Several members of Congress have suggested slowing the timeline for the implementation, especially in light of Vet groups saying they weren’t included enough in the drafting process. Wilkie said he sees no need for a delay and is confident that the department will be ready.

That’s no small task.

Last fall, tens of thousands of Veterans’ GI Bill benefits were disrupted because of problems with VA technology, issues that some outside groups had predicted months earlier. When the VA Choice program (the precursor to the Mission Act) was unveiled in 2014, similar problems caused massive delays in making payments to outside providers and scheduling appointments.

A recent review conducted by the U.S. Digital Service, a federal government group, raised the specter of similar problems affecting this effort.

Wilkie has pushed back on that and said in his Military Times interview he is assured the systems will be in place by June.

“But we also have in place, as any good military organization will have, redundancies that they will have another system supporting that to get our Veterans what they need,” he said.

He is also confident that the changes will be embraced by Veterans, even if those privatization charges continue to linger.

VA officials will appear before the Senate Veterans’ Affairs Committee to talk about the Mission Act implementation on Wednesday afternoon.

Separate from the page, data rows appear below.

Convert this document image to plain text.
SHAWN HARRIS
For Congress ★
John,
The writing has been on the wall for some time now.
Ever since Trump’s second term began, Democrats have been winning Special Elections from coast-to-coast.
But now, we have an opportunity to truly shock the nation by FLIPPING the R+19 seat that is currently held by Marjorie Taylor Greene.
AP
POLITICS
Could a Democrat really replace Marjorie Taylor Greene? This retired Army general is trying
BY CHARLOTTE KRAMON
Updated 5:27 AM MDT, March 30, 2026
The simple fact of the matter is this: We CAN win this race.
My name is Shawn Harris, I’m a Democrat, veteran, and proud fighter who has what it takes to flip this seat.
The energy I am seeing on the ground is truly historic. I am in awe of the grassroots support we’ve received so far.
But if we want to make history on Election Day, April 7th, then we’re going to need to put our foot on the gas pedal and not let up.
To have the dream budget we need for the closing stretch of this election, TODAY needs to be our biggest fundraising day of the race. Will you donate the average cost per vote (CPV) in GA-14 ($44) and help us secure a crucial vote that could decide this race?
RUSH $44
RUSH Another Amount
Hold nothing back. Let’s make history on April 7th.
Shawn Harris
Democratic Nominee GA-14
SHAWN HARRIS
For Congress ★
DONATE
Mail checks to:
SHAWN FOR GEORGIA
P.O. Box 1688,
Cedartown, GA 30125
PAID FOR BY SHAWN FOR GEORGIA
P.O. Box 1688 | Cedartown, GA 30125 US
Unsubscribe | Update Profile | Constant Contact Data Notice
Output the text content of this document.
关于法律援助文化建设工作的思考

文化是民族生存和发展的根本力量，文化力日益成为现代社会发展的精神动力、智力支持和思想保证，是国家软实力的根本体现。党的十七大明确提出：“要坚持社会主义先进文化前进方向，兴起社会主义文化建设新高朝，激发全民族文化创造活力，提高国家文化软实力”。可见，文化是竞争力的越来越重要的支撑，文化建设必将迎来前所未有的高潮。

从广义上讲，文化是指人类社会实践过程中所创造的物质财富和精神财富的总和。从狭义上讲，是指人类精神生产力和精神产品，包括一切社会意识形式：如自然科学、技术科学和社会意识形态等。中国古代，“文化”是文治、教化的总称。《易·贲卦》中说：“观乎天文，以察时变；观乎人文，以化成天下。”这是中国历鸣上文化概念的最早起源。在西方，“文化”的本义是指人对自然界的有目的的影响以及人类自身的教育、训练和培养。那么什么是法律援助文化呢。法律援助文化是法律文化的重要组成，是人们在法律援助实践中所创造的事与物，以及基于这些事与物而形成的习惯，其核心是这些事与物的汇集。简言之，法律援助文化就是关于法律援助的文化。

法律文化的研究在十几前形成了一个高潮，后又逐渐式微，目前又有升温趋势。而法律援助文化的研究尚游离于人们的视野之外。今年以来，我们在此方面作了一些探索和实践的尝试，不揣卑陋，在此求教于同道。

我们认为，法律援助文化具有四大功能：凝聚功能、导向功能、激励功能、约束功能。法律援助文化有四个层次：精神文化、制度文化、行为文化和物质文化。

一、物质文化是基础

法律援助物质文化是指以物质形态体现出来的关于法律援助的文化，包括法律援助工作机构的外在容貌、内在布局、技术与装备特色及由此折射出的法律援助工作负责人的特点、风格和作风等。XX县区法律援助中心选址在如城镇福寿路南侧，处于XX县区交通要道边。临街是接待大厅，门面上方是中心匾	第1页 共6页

Wilkie is also scheduled to testify about the upcoming changes again later this month, and plans to remind lawmakers that they — and not him — ultimately approved the changes.

“The Mission Act told us that we must provide Veterans the option to go outside of our system if we don’t have that service,” Wilkie said. “The Mission Act told us that we had to do the market assessments … The Mission Act told us that we had to divide the country into regions for community care, and how to set up contracts so that we are able to pay private-sector doctors and private-sector hospitals.

“I am following the law that was laid out by the United States Senate and the United States House.”